Rather than cause a scene, the couple eloped and kept their marriage secret. Michael says, “I was terrified.” When Cassandra got pregnant with their first child, the family embraced her. The big wedding the couple put off was finally held. She and her late father-in-law became close and she’s tight today with her mother-in-law.
Their biggest hurdles with race have been with institutions. They say racist assumptions forced their son into foster care before a court intervened. That separation trauma still hurts. As do double standards that have seen her treated one way because she’s black and him another way because he’s white. Then there’s the times people assumed they couldn’t possibly be a couple.
Union for Contemporary Art founder-executive director Brigitte McQueen Shew upsets expectations in northeast Omaha. Not only is she a mix of African-American and Iranian-Chaldean, she’s married to a younger white man, chef Tim Shew.
“I have run-ins with people who say I’m not black enough to understand the African-American crisis. I do feel because of my work here, my advocacy for North Omaha and the fact I live in this community there’s an element of surprise when people realize my husband is not African-American. This is nonsense. Could we stop doing this to each other?”
The couple’s experience differs from that of her parents, whose extended families wanted nothing to do with Brigitte and her siblings.
“We were the yellow kids with funny hair. We were different and were always treated as such.”
She says she’s glad things have progressed to where she and Tim don’t have to go through what her interracial parents “went through in the ’60s,” adding, “It’s interesting how much of a non-issue that factor is in our relationship.”
Brigitte, who grew up in Detroit, dated interracially from the jump.
“Race is not a criteria. It’s not something I think about, it’s more about personality and who the person is than what color they might be,” she says. “With my mom it never mattered. I had moments with my siblings where it was like, ‘Why is it you always seem to be dating white guys?’
It wasn’t an issue, it was more of an observation. I don’t think anybody would say that if you were dating someone who was blonde or brunette. I realize not everybody has that sort of blindness to it.”
Tim, who grew up in west Omaha, was curious about brown girls but never did anything about it until Brigitte.
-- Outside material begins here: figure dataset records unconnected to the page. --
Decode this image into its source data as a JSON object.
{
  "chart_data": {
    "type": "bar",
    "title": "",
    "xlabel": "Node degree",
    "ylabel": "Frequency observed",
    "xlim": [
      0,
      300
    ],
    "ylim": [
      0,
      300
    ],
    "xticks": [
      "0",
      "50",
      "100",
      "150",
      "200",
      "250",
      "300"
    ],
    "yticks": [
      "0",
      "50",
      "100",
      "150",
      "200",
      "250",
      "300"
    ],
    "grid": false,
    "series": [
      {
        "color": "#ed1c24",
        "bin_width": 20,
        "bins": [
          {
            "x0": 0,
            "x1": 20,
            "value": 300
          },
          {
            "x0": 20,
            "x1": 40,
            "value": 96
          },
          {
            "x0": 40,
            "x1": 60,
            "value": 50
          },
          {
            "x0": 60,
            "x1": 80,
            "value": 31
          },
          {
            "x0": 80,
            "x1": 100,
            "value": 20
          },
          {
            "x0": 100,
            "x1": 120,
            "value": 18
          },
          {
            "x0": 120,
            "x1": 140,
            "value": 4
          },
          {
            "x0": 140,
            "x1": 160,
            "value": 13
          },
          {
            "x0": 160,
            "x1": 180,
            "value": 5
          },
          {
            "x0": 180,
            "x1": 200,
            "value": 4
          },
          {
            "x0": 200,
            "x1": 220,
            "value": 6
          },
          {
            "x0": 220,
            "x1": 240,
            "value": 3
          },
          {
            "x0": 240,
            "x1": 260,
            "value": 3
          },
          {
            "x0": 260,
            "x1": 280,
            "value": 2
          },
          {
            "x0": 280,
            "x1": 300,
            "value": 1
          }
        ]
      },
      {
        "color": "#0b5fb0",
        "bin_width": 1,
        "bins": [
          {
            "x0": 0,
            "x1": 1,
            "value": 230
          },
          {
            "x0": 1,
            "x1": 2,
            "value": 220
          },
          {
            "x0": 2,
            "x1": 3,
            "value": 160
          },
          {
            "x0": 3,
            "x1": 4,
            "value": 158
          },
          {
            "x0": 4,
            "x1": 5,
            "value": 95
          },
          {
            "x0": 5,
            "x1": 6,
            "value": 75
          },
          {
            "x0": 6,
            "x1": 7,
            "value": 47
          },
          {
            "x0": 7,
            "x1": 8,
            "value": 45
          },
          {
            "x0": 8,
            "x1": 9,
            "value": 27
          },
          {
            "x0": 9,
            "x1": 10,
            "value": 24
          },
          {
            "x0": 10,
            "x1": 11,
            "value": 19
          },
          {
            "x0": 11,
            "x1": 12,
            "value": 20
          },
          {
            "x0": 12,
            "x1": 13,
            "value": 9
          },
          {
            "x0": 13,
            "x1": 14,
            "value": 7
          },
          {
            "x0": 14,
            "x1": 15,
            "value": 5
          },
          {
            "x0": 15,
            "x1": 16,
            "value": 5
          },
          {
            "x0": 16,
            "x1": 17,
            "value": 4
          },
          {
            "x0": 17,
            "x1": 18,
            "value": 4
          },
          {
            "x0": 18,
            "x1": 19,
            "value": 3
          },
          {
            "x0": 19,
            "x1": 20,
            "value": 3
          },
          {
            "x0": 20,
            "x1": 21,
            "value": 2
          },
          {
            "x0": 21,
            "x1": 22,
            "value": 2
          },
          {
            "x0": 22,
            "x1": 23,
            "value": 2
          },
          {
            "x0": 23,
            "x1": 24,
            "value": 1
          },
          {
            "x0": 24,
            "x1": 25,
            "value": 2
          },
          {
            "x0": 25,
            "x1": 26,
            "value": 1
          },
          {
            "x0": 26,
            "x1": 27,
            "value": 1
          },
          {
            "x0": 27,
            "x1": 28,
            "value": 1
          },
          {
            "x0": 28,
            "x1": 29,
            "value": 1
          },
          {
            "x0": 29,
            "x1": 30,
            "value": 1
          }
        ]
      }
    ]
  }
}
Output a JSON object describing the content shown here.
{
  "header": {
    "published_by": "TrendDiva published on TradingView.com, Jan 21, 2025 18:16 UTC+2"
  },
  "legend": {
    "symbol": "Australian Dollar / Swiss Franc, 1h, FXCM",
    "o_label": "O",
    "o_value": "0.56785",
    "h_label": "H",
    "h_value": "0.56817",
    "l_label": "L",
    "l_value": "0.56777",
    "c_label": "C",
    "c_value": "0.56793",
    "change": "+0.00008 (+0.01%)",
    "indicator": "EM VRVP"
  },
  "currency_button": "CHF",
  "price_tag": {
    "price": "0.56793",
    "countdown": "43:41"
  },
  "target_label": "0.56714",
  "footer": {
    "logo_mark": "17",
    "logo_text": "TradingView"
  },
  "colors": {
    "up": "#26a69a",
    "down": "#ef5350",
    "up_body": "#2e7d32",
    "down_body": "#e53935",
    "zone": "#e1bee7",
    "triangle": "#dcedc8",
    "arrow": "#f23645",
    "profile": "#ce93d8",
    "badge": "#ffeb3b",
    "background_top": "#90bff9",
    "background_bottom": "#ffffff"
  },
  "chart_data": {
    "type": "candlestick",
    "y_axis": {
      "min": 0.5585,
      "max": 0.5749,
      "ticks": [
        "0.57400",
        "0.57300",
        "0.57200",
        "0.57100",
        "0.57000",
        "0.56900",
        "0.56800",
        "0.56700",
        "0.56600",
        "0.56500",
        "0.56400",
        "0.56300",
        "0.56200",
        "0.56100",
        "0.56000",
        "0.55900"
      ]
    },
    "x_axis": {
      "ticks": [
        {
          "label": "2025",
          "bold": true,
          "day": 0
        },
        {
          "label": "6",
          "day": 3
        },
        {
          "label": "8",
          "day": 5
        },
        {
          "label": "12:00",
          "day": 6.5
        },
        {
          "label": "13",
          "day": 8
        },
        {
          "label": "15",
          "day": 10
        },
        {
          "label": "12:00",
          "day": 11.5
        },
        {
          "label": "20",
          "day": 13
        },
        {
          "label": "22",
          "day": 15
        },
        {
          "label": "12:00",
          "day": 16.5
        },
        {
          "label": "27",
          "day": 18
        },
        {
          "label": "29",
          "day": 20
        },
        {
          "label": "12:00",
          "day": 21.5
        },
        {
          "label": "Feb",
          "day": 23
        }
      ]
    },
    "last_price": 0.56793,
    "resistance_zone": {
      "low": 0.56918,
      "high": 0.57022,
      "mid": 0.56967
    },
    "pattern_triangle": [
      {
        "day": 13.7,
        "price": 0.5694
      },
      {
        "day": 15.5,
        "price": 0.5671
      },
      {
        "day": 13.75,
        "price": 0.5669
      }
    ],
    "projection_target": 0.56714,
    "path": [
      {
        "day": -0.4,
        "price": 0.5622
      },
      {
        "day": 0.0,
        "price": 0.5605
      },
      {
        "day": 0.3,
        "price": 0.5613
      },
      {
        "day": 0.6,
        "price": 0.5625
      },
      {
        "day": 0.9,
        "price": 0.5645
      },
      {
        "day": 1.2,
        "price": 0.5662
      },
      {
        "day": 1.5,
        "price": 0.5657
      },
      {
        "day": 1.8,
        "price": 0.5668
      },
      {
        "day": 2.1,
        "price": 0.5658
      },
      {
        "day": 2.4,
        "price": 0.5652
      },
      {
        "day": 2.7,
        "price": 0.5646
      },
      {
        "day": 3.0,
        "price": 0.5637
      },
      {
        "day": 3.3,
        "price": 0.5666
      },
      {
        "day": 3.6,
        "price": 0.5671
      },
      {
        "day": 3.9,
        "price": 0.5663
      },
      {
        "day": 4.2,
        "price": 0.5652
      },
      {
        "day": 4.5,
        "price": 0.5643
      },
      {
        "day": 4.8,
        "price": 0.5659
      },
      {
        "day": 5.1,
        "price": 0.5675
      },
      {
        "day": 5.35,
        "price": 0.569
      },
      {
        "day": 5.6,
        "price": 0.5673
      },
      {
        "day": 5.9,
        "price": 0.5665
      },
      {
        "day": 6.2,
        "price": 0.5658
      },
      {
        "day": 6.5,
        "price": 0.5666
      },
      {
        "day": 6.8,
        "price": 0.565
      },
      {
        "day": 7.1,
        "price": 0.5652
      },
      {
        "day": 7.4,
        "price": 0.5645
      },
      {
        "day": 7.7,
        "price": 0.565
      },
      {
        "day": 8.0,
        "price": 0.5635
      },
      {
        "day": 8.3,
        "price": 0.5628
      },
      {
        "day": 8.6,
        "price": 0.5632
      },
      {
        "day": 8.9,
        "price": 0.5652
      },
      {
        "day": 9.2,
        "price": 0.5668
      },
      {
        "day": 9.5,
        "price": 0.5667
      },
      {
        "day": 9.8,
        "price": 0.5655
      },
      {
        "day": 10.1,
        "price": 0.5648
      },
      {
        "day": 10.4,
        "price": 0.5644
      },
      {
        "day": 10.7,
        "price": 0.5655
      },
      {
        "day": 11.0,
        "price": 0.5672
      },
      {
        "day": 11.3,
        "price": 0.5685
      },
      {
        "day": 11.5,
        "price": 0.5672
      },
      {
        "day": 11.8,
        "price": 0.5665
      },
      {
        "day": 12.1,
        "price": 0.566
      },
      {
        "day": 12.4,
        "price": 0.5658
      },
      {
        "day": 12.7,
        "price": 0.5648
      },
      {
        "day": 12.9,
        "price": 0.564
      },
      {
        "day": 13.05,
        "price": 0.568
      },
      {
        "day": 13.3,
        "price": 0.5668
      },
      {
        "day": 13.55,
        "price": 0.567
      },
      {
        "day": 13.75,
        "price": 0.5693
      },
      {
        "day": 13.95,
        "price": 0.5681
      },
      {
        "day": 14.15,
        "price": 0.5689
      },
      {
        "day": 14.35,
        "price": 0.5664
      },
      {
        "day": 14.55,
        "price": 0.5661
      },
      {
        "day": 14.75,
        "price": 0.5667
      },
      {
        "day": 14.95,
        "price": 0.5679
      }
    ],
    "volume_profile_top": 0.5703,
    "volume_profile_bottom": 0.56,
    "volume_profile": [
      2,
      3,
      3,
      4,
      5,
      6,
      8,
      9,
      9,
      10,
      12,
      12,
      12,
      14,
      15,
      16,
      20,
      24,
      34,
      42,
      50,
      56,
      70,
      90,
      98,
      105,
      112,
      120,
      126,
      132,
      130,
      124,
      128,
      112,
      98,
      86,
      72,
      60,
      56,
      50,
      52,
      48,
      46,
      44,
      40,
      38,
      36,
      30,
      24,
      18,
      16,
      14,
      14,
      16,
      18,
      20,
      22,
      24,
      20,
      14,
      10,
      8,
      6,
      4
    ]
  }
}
Their families have always been fine about their relationship. She says the only time her race has come up with them was at a birthday party for one of his nephews.
“I made a chocolate cake. We were all at the table and I was sitting across from this sweet little boy who said, ‘Why are you the same color as the cake?’ Some people were really embarrassed and Tim’s brother totally defused things with, ‘I’m glad somebody finally asked that question, I’ve been wondering that since you started coming around.’ It was just this perfect moment.”
The Shews plan to have children one day. Though aware biracial kids can have a tough time they take solace in the fact their families and friends don’t hold the prejudices earlier generations did.
“I’m excited for our child to be part of the family we’ve created,” she says. “It’s a brilliant thing.”
We sense their eyes upon us:
the glance, the stare, the gaze.
Some puzzled, some condemning,
some burn with inner rage.
With but a few accepting,
some hurl the jagged knife.
A DIFFERENT SHADE OF LOVING,
a different color of life.
Lyrics are from “A Different Shade of Loving” by Mick Terry.